9.4% of postcodes in Childwall fall into the Environment Agency's high-or-higher flood risk band - below the UK average of about 7%. A further 13.1% sit in the medium band; 77.5% are lower-risk. Across the wider Liverpool council area the figure is 11.8%, so Childwall runs lower than its parent council. Two postcodes a few streets apart can land in different bands; what drives the gap is elevation, distance to the nearest watercourse, and how the surrounding drainage performs in heavy rain. The postcode list at the foot of this page links to the full address-level reading for each postcode in Childwall.

Met Office UKCP18 projections estimate around 17 days above 25°C per year across the Liverpool area for the 2021-2040 period - the central scenario under high emissions; lower-emissions paths give lower numbers. Heat exposure within Childwall itself is uneven: top-floor flats, west-facing terraces and properties without through-ventilation hold heat well into the night, while ground-floor homes near tree cover or open ground cool faster. The headline 17-day figure is an area average, not a property-level reading.

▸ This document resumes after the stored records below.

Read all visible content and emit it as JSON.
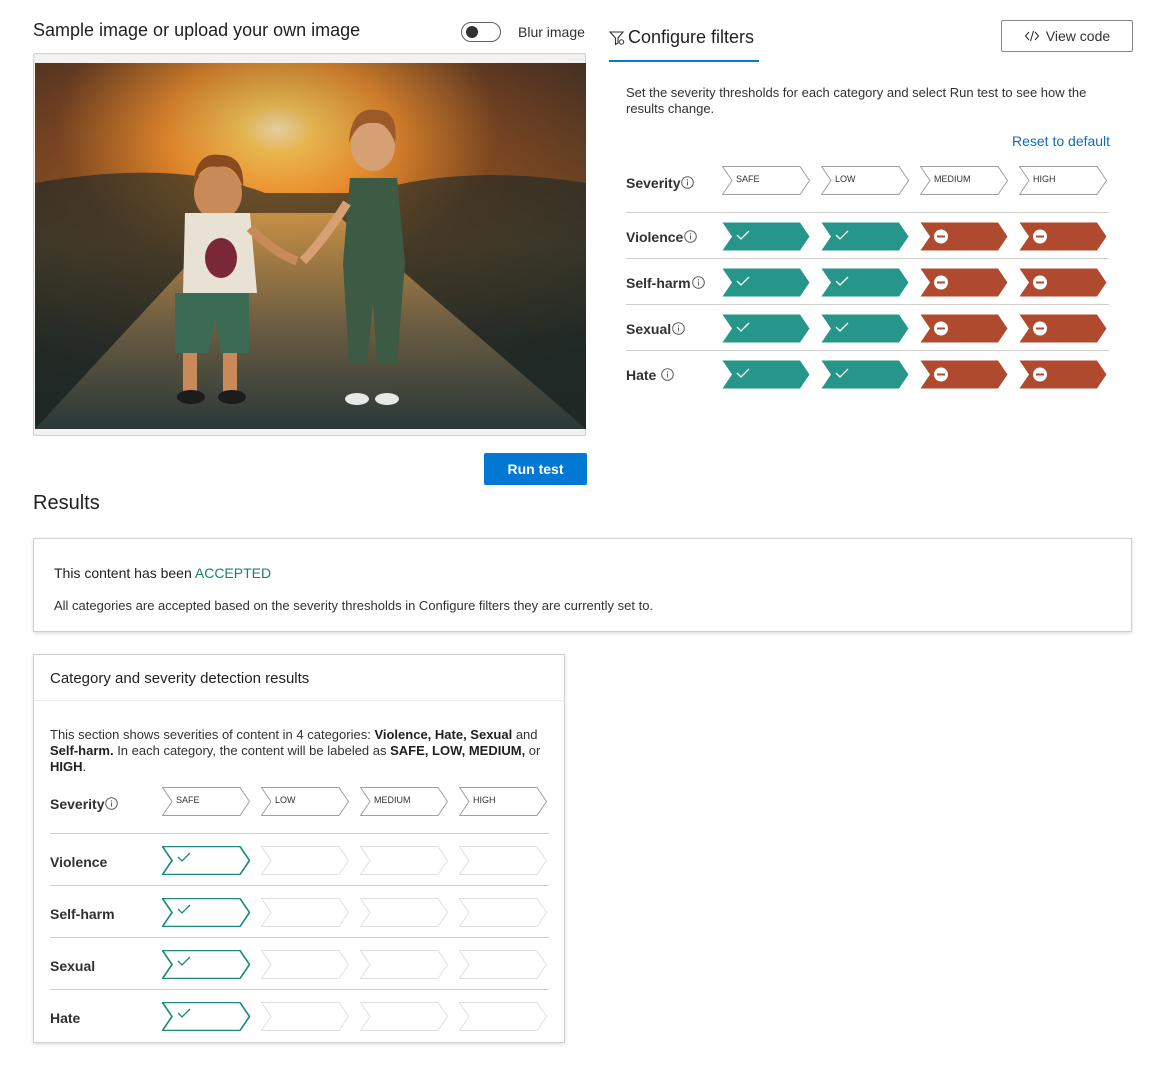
{
  "left": {
    "sample_title": "Sample image or upload your own image",
    "blur_label": "Blur image",
    "blur_enabled": false,
    "run_test_label": "Run test"
  },
  "configure": {
    "title": "Configure filters",
    "view_code_label": "View code",
    "description": "Set the severity thresholds for each category and select Run test to see how the results change.",
    "reset_label": "Reset to default",
    "severity_label": "Severity",
    "severity_levels": [
      "SAFE",
      "LOW",
      "MEDIUM",
      "HIGH"
    ],
    "categories": [
      {
        "name": "Violence",
        "levels": [
          "allow",
          "allow",
          "block",
          "block"
        ]
      },
      {
        "name": "Self-harm",
        "levels": [
          "allow",
          "allow",
          "block",
          "block"
        ]
      },
      {
        "name": "Sexual",
        "levels": [
          "allow",
          "allow",
          "block",
          "block"
        ]
      },
      {
        "name": "Hate",
        "levels": [
          "allow",
          "allow",
          "block",
          "block"
        ]
      }
    ]
  },
  "results": {
    "title": "Results",
    "accepted_prefix": "This content has been ",
    "accepted_status": "ACCEPTED",
    "accepted_description": "All categories are accepted based on the severity thresholds in Configure filters they are currently set to."
  },
  "detection": {
    "title": "Category and severity detection results",
    "desc_part1": "This section shows severities of content in 4 categories: ",
    "desc_categories": "Violence, Hate, Sexual",
    "desc_and": " and ",
    "desc_selfharm": "Self-harm.",
    "desc_part2": " In each category, the content will be labeled as ",
    "desc_levels": "SAFE, LOW, MEDIUM,",
    "desc_or": " or ",
    "desc_high": "HIGH",
    "desc_end": ".",
    "severity_label": "Severity",
    "severity_levels": [
      "SAFE",
      "LOW",
      "MEDIUM",
      "HIGH"
    ],
    "categories": [
      {
        "name": "Violence",
        "detected": "SAFE"
      },
      {
        "name": "Self-harm",
        "detected": "SAFE"
      },
      {
        "name": "Sexual",
        "detected": "SAFE"
      },
      {
        "name": "Hate",
        "detected": "SAFE"
      }
    ]
  },
  "colors": {
    "accent": "#0078d4",
    "allow": "#26968a",
    "block": "#b04a2f",
    "accepted": "#1a7f6e",
    "chevron_border": "#a19f9d",
    "detected_border": "#1a8a7a",
    "empty_border": "#e1dfdd"
  },
  "icons": {
    "filter": "filter-icon",
    "code": "code-icon",
    "info": "info-icon",
    "check": "check-icon",
    "minus": "minus-circle-icon"
  }
}
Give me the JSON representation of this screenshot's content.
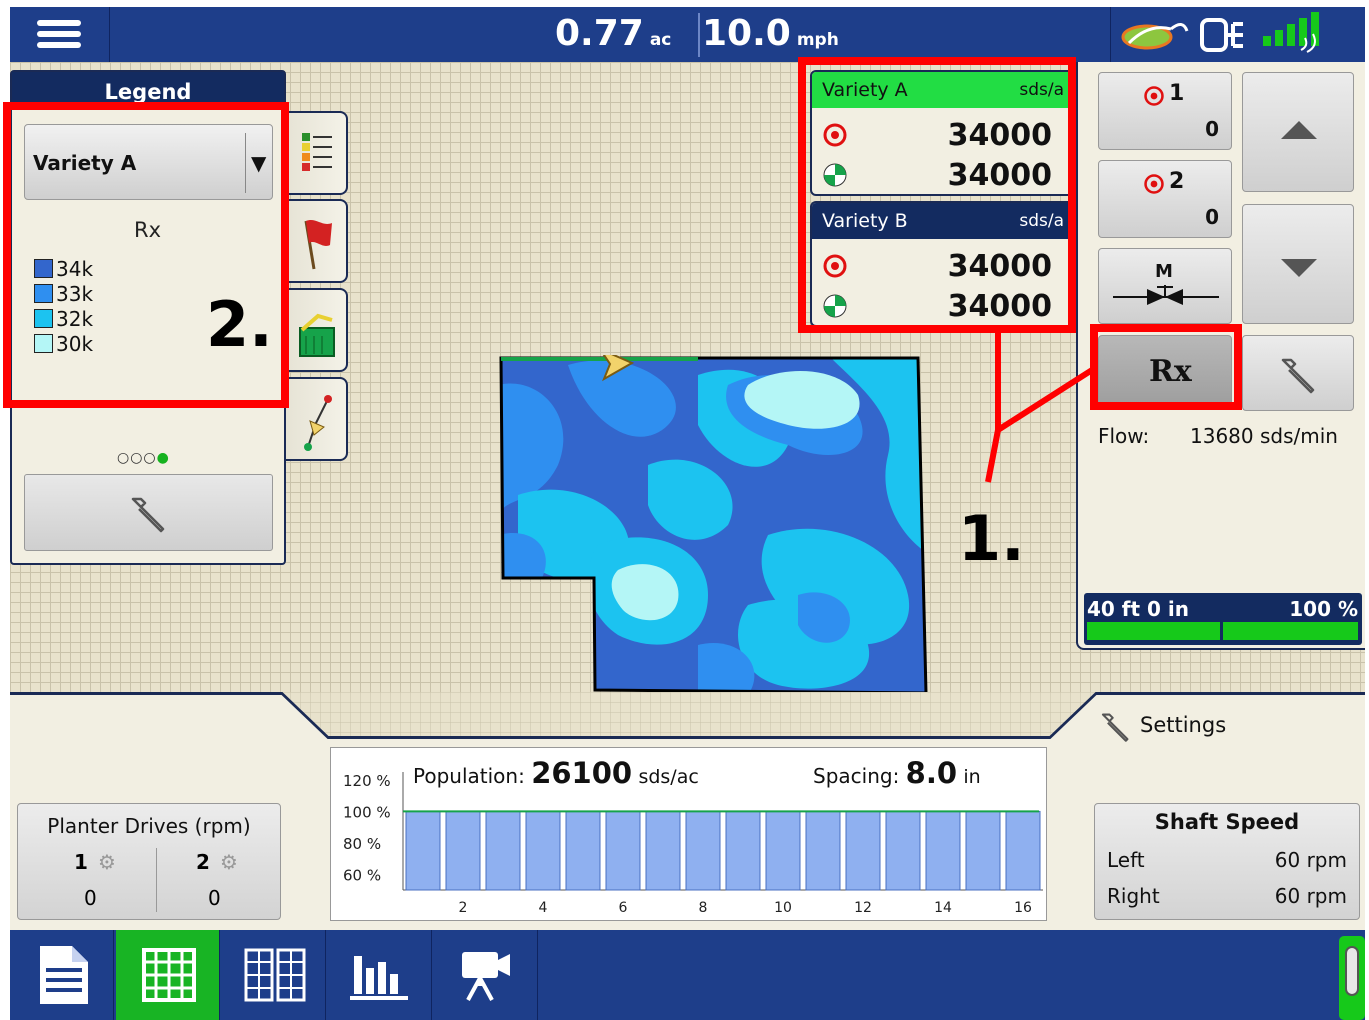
{
  "topbar": {
    "area_value": "0.77",
    "area_unit": "ac",
    "speed_value": "10.0",
    "speed_unit": "mph"
  },
  "legend": {
    "title": "Legend",
    "variety_selected": "Variety A",
    "layer_label": "Rx",
    "items": [
      {
        "label": "34k",
        "color": "#3366cc"
      },
      {
        "label": "33k",
        "color": "#2f8ff0"
      },
      {
        "label": "32k",
        "color": "#1cc3f0"
      },
      {
        "label": "30k",
        "color": "#b4f6f6"
      }
    ],
    "pages": 4,
    "active_page": 4
  },
  "varieties": [
    {
      "name": "Variety A",
      "unit": "sds/a",
      "target": "34000",
      "actual": "34000",
      "header_color": "#22dd44",
      "header_text_color": "#111111"
    },
    {
      "name": "Variety B",
      "unit": "sds/a",
      "target": "34000",
      "actual": "34000",
      "header_color": "#132b60",
      "header_text_color": "#ffffff"
    }
  ],
  "controls": {
    "product1": {
      "index": "1",
      "value": "0"
    },
    "product2": {
      "index": "2",
      "value": "0"
    },
    "manual_label": "M",
    "rx_label": "Rx"
  },
  "flow": {
    "label": "Flow:",
    "value": "13680 sds/min"
  },
  "implement": {
    "width": "40 ft 0 in",
    "percent": "100 %"
  },
  "settings_label": "Settings",
  "annotations": {
    "one": "1.",
    "two": "2."
  },
  "planter_drives": {
    "title": "Planter Drives (rpm)",
    "drives": [
      {
        "index": "1",
        "value": "0"
      },
      {
        "index": "2",
        "value": "0"
      }
    ]
  },
  "shaft_speed": {
    "title": "Shaft Speed",
    "rows": [
      {
        "label": "Left",
        "value": "60 rpm"
      },
      {
        "label": "Right",
        "value": "60 rpm"
      }
    ]
  },
  "population": {
    "label": "Population:",
    "value": "26100",
    "unit": "sds/ac",
    "spacing_label": "Spacing:",
    "spacing_value": "8.0",
    "spacing_unit": "in"
  },
  "chart_data": {
    "type": "bar",
    "categories": [
      "1",
      "2",
      "3",
      "4",
      "5",
      "6",
      "7",
      "8",
      "9",
      "10",
      "11",
      "12",
      "13",
      "14",
      "15",
      "16"
    ],
    "values": [
      100,
      100,
      100,
      100,
      100,
      100,
      100,
      100,
      100,
      100,
      100,
      100,
      100,
      100,
      100,
      100
    ],
    "x_tick_labels": [
      "2",
      "4",
      "6",
      "8",
      "10",
      "12",
      "14",
      "16"
    ],
    "y_tick_labels": [
      "120 %",
      "100 %",
      "80 %",
      "60 %"
    ],
    "ylim": [
      50,
      120
    ],
    "bar_color": "#8fb0f0",
    "target_line": 100
  },
  "nav": {
    "items": [
      "notes-icon",
      "map-grid-icon",
      "split-map-icon",
      "bar-chart-icon",
      "camera-icon"
    ],
    "active": 1
  }
}
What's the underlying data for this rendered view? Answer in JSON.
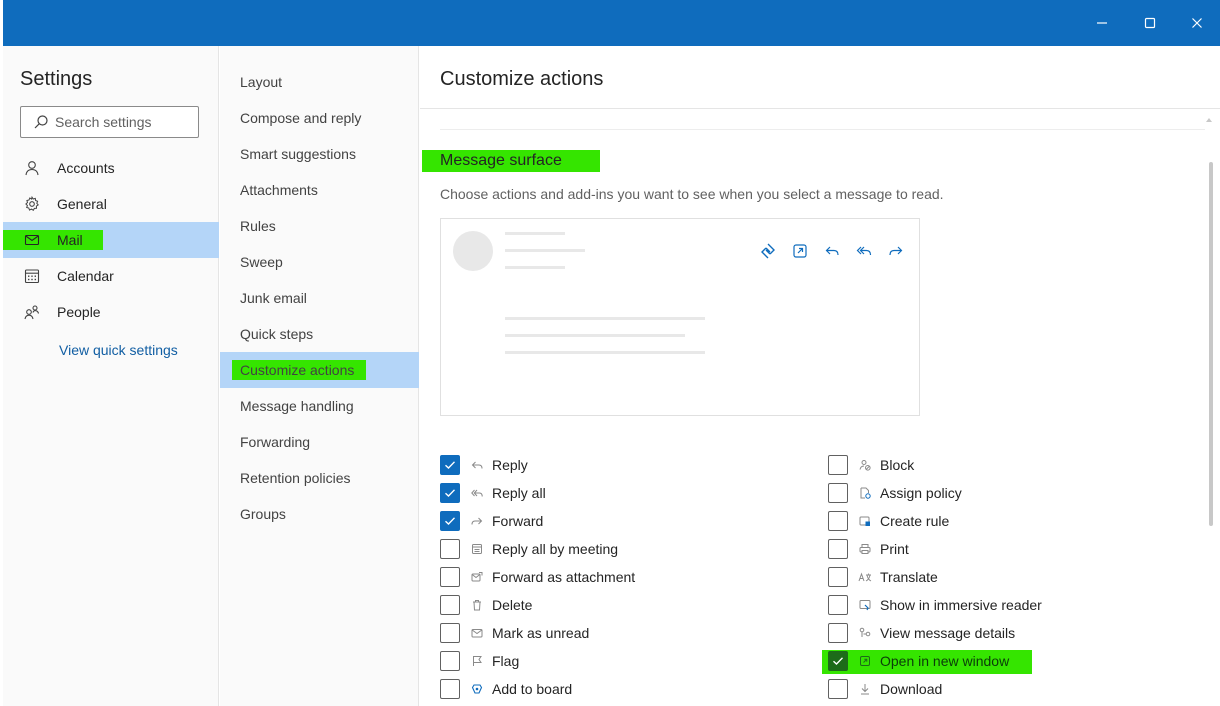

Annual mean PM2.5 across the Liverpool area is 6.7 µg/m³ - above the World Health Organisation guideline of 5 µg/m³ and within the UK Environment Act 2021 target of 10 µg/m³ by 2040. Within Childwall, readings are not flat: postcodes within 200 metres of an A-road or major junction routinely run 30-50% higher during weekday rush hours than residential streets two roads back. Defra's UK-AIR network supplies the underlying figure.

Ground stability in Childwall follows the underlying geology more than the postal boundary. The British Geological Survey GeoSure dataset maps clay shrink-swell risk on a 50-metre cell, and properties on the same street can sit in different bands where a clay seam ends mid-road. Pre-1980 housing on clay-rich ground is the most exposed; properties on bedrock or well-drained sandy soils are typically lower-risk. A postcode-level check picks up that variation.

A free postcode check on LocalRisk covers all six hazards for any address in Childwall: Environment Agency flood mapping, BGS ground stability, Met Office heat projections, Defra PM2.5, plus coastal erosion and green-space access where relevant. The postcode list below opens an address-level report for each postcode in Childwall; the council link at the top of this page returns to the wider Liverpool picture.

Flood risk - postcodes in Childwall

9.4% High risk13.1% Medium risk77.5% Lower risk

EA NaFRA2 data. Postcode-level. Search below for your exact risk.